Klarer wird der Fall dann am Donnerstag, der, ebenso wie im englischen, Donar (Thor) dem Donnergott gewidmet war. Die Franzosen beriefen sich, als Mitglied der romanischen Sprachfamilie, auf ihre lateinischen Wurzeln. „Jeudi“ (Donnerstag), kommt vom jovis dies, dem Tag Jupiters, der das römische Pendant zu Thor bildete.

Auch beim Freitag ist klar der Bezug zu Freya oder Frija zu erkennen, den Göttinnen der Ehe und der Liebe. Die romanischen Sprachen berufen sich hier auf die Venus, die römische Göttin der Liebe: Im französischen vendredi, italienisch venerdi. Man erkennt, dass selbst innerhalb enger Sprachfamilien deutliche Unterschiede bei den Wochentagen existieren. Warum manche Tage den heidnischen Namen, andere den römischen beibehielten, ist umstritten und kaum erforscht. Man kann dieses Faktum stellvertretend für den unklaren Einfluss des heidnischen Glaubens auf überlieferte Elemente deuten.

Die Edda in der heutigen Zeit

Die verschiedensten Fassungen der Edda gibt es spottbillig im Internet oder in jedem gutsortierten Buchladen. Selbst wenn man in keiner Weise mythologisch angehaucht ist, sollte man einen Blick in die vorchristliche Religion wagen. Dem aufmerksamen Leser fallen viele Parabeln auf, die sich auf das eigene Leben oder die heutige Gesamtsituation anwenden lassen. So war zum Beispiel eine Vorbedingung von Ragnarök, der Endzeit, der Zerfall der familiären Bande, wie im Kommentar eines bekannten Herausgebers, Gustav Neckel, beschrieben wird: „Einstweilen malen die Strophen 45 und 46 die Auflösung der Sippenbande und die sonstige Verwilderung aus, die unter den Menschen als Vorboten des jüngsten Tages (Ragnarök) eintreten.“

Insgesamt erfährt man in der Edda eine bunte Mischung aus witzigen oder spannenden Erzählungen, nachdenklichen Passagen und versteckte, hintersinnige Handlungsanweisungen. Allein aus diesem Blickwinkel ist sie der Bibel überlegen, die bekanntlich mit der Holzhammermethode  versucht den ungehörigen Schäfchen Benehmen einzubläuen, wie beispielsweise die zehn Gebote zeigen: „Du sollst nicht stehlen.“

Doch wichtiger als Lesespaß oder Glaubensexegese ist ein anderes Faktum: Die Edda ist die überlieferte Brücke zur abendländischen, fast vergessenen Frühkultur und war wichtiger Bestandteil des Lebens unserer Vorfahren. Allein das Wissen über deren Denken, Glauben und Lebensweise ist von unschätzbarem Wert. Eine bedeutende Rolle in der Verbreitung der nordischen Mythologie und des kollektiven Gedächtnis an die heidnische Welt war die dreitägige Oper Richard Wagners Der Ring der Nibelungen, der in der ersten Hälfte des 20. Jahrhunderts, auch über das Dritte Reich hinaus, die germanische Götterwelt einem breiteren Publikum zugänglich machte.

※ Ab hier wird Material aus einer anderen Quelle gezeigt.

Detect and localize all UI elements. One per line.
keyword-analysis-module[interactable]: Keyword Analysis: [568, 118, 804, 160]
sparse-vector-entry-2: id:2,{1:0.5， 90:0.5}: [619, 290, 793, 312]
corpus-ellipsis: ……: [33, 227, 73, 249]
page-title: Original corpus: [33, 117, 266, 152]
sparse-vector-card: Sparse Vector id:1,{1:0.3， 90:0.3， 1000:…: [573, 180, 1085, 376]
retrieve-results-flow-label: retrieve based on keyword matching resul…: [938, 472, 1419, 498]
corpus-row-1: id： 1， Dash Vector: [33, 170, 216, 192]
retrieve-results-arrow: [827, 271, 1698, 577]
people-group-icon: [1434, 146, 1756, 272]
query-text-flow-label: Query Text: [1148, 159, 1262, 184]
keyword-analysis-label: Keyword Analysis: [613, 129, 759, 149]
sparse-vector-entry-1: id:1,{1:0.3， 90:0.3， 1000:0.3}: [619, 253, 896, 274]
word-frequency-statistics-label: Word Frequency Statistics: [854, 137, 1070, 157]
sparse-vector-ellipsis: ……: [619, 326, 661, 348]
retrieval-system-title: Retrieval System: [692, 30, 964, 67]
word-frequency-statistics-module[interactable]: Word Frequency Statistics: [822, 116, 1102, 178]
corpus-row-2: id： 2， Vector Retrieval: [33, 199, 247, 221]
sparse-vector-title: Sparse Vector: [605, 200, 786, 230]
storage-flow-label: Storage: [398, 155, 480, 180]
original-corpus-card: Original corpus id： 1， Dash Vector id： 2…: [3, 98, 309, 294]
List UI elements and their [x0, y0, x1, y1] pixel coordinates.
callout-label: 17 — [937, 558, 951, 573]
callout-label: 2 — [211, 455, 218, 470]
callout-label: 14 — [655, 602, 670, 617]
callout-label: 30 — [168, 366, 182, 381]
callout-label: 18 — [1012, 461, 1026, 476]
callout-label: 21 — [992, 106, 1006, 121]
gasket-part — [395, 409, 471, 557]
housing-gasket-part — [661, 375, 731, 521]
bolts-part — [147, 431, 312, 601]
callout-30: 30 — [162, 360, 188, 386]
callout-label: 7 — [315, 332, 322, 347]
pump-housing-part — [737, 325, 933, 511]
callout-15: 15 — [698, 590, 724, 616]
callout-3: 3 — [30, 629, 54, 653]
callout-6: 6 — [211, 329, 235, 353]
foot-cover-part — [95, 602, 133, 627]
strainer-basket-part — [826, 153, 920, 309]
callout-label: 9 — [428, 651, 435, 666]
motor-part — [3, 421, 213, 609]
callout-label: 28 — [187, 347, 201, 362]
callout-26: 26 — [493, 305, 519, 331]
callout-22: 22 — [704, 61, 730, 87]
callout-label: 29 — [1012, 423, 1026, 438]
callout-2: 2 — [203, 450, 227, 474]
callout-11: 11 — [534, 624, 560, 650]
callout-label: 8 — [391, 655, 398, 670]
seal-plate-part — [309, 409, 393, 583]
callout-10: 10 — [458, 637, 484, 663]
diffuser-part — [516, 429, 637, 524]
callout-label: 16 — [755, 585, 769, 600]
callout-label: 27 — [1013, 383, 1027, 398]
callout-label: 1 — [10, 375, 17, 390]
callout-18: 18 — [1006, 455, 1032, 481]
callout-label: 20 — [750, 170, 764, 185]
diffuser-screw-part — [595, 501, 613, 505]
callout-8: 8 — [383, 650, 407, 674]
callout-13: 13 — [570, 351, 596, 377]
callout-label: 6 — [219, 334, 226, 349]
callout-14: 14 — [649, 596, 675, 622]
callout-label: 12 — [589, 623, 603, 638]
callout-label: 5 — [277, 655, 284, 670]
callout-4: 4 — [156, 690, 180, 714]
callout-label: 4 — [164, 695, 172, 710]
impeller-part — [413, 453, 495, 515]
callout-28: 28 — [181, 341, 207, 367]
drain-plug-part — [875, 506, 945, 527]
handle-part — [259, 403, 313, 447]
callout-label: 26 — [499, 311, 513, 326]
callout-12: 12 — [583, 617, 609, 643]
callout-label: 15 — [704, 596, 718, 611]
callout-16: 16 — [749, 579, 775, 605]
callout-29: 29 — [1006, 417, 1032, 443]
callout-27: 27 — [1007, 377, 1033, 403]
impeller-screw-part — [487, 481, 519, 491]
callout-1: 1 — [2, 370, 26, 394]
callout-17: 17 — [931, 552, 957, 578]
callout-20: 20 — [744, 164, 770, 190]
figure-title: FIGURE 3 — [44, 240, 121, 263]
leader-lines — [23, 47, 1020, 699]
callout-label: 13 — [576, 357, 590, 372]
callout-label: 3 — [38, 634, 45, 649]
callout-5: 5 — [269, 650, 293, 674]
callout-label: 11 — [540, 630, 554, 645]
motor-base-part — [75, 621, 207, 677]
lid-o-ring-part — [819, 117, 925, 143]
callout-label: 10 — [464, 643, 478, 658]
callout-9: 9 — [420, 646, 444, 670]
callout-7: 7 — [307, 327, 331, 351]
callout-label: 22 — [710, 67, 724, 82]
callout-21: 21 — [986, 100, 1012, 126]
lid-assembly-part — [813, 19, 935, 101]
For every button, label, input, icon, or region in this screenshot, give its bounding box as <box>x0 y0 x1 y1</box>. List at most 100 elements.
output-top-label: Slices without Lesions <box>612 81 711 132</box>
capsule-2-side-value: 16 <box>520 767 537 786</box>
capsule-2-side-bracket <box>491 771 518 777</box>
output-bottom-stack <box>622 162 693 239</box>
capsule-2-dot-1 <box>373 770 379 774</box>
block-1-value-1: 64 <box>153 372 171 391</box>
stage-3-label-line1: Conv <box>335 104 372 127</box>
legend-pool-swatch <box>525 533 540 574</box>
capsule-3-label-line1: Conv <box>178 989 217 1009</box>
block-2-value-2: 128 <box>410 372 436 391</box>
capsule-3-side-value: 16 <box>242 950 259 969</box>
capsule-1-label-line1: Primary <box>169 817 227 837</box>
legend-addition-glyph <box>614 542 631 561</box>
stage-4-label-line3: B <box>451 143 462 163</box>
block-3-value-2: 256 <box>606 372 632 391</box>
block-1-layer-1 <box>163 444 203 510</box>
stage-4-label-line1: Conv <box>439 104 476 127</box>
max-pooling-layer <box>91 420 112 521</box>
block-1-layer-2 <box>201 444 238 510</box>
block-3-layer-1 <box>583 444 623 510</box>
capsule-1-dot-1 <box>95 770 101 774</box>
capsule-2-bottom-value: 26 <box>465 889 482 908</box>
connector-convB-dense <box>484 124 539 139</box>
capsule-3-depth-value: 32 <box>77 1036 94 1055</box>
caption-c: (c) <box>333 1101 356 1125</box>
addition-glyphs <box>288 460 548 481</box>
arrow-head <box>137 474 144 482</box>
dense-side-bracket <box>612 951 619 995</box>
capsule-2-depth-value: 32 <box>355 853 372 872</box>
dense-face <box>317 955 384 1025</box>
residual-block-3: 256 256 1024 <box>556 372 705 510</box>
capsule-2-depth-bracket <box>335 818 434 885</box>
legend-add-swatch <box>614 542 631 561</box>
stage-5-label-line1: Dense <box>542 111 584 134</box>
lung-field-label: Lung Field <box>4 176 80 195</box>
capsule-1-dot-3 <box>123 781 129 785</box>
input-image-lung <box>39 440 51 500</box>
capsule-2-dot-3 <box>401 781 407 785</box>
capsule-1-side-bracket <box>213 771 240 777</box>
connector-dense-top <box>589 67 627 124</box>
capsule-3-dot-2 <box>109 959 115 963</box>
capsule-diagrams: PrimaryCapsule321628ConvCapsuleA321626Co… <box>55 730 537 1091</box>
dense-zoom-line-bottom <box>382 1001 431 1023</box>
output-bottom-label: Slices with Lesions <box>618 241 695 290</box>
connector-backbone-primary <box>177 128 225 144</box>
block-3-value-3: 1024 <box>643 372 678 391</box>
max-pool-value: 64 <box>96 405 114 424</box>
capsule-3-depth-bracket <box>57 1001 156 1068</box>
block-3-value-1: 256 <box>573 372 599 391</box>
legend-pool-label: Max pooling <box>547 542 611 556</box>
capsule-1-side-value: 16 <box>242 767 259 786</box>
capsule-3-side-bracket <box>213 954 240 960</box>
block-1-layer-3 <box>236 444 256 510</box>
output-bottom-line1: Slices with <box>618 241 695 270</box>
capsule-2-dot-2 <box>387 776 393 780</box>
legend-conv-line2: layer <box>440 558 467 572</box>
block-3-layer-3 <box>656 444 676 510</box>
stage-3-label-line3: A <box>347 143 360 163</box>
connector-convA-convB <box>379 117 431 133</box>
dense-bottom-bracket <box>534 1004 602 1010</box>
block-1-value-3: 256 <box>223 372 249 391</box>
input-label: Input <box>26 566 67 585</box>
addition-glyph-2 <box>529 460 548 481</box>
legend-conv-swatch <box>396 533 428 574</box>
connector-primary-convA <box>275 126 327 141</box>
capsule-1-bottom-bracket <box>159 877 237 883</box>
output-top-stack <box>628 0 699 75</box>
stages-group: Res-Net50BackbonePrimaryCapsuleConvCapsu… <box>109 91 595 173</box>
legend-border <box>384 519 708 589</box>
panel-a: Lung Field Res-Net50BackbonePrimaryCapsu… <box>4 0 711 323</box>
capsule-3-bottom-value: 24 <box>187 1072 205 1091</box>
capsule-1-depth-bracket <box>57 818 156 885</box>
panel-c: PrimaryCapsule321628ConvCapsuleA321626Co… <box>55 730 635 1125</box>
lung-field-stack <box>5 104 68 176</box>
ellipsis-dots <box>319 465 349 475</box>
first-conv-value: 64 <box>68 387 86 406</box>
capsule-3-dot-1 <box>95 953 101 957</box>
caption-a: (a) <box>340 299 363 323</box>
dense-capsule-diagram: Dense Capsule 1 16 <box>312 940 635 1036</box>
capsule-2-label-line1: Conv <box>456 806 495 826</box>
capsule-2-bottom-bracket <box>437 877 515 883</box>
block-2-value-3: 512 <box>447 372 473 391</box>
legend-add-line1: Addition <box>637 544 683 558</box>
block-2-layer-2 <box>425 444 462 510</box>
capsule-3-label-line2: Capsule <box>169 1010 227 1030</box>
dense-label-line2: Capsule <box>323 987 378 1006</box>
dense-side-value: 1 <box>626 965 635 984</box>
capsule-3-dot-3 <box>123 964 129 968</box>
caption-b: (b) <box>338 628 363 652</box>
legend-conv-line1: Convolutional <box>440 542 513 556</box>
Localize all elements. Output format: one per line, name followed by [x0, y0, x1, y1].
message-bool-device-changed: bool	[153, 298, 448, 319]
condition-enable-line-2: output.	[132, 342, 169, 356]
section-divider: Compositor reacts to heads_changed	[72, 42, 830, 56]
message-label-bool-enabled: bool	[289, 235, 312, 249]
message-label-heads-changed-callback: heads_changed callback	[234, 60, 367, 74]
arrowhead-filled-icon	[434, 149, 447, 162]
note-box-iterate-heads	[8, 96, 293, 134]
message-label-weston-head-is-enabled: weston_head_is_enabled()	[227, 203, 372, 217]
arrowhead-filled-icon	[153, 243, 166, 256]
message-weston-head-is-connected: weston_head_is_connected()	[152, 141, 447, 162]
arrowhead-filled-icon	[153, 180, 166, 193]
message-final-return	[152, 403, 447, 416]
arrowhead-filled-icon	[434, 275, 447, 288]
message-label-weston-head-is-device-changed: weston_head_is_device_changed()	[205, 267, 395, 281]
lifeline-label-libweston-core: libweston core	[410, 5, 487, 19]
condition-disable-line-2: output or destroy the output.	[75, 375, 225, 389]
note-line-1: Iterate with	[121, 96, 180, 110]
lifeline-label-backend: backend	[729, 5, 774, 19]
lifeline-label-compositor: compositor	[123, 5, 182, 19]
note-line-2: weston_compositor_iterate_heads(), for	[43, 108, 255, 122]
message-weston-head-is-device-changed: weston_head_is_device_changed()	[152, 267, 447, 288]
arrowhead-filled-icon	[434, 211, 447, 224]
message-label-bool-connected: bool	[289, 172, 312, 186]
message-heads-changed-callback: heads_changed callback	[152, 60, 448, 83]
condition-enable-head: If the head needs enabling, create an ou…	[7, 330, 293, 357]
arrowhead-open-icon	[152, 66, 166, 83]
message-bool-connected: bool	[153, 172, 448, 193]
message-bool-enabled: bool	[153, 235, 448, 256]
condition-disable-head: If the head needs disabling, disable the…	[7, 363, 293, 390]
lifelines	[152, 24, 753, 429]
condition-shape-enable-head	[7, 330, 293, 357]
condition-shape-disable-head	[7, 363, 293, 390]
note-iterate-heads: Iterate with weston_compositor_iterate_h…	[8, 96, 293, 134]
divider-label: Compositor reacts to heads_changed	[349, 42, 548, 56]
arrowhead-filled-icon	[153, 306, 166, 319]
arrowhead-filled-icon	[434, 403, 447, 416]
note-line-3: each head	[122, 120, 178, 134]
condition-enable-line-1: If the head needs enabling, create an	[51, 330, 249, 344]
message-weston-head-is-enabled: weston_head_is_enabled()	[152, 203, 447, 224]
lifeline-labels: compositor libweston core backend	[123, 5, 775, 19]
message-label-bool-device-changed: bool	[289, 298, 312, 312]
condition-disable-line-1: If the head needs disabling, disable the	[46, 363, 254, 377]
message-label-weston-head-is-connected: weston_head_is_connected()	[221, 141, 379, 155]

Doch mittlerweile kann Musik politisch unkorrekt sein und gerade Hitlers Leidenschaft zu Wagner navigiert dessen Werke im 21. Jahrhundert ins Abseits. Darunter auch die Vertonung der Edda. Doch gerade in Zeiten des christlichen Zerfalls, des Verlustes abendländischer Werte und Moral und dem Bröckeln der kirchlichen Macht und Legitimität, könnte ein solch traditionsreicher Glaube das postmoderne, geistige Vakuum der suchenden Menschen füllen. Ob die Edda dazu geeignet ist, muss jeder für sich selbst entscheiden.